Drumstick and flaxseed (moonga – aalash)
Drumstick, flaxseed and bay leaf make a yummy curry. Just roast the seeds and grind them into powder form. While cooking the drumsticks start by frying the bay leaves, dried red chillies and nicely sliced onions in mustard oil. As the onion slices turn brown add the drumstick pieces and slices of potatoes to taste and cook on low heat. Add cumin, coriander, turmeric powder, ginger garlic paste and salt to taste and add warm water. Finally, add the flaxseed powder for thick gravy and your dish is ready!

Jhilli – dahi curry
Jhilli, made of chickpea flour, looks like a jalebi but is salty in taste. Fried in mustard oil or vanaspati ghee, they are one of the most sought after snacks in haats, the weekly markets of the southern plains. And if you cook it in a thick gravy of chopped onion, spices and dahi (curd), it makes a fabulous curry.

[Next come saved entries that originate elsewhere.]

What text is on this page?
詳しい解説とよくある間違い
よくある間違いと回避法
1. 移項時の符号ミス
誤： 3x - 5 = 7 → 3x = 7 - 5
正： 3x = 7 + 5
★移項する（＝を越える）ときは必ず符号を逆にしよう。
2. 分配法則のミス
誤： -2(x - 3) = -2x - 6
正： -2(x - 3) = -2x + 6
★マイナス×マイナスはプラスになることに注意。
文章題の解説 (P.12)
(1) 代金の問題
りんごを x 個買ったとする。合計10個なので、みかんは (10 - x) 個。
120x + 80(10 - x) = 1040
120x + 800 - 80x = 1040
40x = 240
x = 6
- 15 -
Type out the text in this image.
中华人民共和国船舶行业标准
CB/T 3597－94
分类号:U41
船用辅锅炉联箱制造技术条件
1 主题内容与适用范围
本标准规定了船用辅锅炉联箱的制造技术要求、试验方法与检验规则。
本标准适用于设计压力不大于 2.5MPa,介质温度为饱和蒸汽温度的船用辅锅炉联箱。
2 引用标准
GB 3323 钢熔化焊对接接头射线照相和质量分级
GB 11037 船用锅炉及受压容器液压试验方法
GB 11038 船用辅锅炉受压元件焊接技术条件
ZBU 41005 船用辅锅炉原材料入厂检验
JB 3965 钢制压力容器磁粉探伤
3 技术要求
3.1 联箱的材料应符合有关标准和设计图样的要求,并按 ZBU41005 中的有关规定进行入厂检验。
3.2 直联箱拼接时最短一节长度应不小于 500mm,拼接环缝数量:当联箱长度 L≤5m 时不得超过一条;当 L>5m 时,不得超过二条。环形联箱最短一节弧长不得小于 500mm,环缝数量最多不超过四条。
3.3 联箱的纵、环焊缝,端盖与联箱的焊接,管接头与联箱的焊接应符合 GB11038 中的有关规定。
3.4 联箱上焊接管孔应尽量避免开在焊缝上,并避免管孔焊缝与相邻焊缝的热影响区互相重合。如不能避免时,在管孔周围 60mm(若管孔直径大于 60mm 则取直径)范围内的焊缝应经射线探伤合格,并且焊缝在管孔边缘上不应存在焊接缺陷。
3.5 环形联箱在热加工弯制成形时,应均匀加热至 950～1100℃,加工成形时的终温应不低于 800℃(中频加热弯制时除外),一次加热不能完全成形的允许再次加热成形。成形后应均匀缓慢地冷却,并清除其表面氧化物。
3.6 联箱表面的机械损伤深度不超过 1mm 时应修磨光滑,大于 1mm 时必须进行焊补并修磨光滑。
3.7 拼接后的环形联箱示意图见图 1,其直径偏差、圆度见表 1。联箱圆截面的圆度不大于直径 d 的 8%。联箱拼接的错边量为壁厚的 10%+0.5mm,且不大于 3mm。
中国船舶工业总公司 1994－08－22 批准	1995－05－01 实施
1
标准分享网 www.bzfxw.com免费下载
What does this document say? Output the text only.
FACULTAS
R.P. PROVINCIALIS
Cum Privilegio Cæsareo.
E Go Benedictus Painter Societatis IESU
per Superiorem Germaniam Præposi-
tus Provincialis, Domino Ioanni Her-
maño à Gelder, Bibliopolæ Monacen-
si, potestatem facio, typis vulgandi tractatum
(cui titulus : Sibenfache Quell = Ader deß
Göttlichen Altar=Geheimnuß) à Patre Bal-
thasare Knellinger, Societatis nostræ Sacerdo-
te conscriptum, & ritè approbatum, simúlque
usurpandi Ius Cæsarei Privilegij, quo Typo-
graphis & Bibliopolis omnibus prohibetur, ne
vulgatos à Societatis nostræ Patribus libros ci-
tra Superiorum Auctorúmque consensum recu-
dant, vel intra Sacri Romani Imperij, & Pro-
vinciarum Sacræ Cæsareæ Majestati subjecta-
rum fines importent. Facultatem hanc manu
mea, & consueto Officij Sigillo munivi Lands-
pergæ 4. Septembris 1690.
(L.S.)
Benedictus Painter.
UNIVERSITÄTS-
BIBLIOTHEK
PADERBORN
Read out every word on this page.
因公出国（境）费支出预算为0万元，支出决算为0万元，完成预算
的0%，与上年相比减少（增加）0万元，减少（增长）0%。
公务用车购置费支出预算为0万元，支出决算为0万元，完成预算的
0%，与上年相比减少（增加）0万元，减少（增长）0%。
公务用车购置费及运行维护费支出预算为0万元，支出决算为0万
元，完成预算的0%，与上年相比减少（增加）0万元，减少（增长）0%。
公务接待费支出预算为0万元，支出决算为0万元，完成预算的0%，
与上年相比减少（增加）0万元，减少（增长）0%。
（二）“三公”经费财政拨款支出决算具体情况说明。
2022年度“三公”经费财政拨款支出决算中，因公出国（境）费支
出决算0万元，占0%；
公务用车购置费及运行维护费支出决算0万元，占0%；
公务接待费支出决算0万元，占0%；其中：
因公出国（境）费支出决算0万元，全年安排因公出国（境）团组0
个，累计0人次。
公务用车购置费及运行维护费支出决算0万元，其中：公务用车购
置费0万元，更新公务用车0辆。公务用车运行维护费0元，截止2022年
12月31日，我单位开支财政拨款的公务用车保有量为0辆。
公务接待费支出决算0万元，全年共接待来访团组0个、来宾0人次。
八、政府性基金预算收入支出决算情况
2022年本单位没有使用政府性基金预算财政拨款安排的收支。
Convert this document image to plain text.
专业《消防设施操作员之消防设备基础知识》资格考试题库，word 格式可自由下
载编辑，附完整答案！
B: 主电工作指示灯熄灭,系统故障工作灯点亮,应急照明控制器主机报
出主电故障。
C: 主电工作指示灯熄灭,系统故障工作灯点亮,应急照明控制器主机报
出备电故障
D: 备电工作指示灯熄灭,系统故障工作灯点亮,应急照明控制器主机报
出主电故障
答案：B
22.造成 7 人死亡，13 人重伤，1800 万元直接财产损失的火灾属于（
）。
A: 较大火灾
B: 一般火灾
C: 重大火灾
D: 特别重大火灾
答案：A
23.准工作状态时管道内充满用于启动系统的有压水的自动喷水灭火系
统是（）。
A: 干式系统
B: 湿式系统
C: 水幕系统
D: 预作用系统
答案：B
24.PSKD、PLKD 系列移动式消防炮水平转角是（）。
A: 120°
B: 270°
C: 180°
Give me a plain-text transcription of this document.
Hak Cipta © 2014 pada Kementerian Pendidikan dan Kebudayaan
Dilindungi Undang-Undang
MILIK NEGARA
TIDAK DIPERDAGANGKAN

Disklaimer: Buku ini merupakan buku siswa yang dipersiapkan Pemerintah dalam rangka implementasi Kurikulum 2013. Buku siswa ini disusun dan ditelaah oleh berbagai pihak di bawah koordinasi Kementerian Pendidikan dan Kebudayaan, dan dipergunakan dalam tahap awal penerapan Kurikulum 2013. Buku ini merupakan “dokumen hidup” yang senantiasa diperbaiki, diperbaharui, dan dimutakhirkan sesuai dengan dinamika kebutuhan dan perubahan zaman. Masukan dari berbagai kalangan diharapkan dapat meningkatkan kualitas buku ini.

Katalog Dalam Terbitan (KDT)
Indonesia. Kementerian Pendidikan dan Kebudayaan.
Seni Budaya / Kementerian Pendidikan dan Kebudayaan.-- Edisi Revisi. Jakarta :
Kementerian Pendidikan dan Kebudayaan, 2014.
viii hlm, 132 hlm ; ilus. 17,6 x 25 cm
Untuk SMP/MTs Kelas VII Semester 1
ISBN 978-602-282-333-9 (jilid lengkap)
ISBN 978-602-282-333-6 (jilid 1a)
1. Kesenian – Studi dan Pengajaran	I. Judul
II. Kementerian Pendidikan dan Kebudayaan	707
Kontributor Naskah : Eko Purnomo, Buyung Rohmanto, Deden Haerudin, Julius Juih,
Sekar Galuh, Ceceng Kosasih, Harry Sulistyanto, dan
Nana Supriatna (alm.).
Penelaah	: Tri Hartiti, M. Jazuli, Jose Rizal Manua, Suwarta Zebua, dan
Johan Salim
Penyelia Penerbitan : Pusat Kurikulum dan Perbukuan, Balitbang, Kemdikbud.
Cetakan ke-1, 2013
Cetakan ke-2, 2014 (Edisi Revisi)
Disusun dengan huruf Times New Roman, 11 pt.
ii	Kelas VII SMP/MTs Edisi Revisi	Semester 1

Elephant foot yam and mango ginger (Oal- amadi)
We talked about elephant foot yam aka oal curry in our September 2018 issue. When mixed with mango ginger aka amadi, the oal tastes much better. The amadi looks like ginger but tastes like raw mango and it makes a unique combination with oal. You’ll just need to grind elephant foot yam and mango ginger, together with chilly and spices. Then dry the mixture in the sun first before packing it in a bottle with mustard oil and salt to taste. It's finger licking good!

Fresh bamboo shoots and flaxseed (Tama – aalash)
The fresh bamboo shoots are a bit bitter when cooked without treating with baking soda. But when boiled with baking soda, the bitterness goes away. And once garnished with flaxseed powder, the slurpy bamboo shoot curry tastes amazing! It's a peculiar dish cooked in the southern plains of Nepal and since the flaxseed has been deemed a superfood, the curry, if introduced to a wider audience, is set to be a hit among foodies.

Koiralo leaves and flaxseed
The Bauhinia variegata L. flowers are delicious to eat as a pickle or chutney. Called koiralo in Nepali and koilar in the local language of the southern plains of Nepal, its tender leaves are eaten as a popular vegetable. And if garnished with flaxseed powder just like the fresh bamboo shoots, it tastes superb!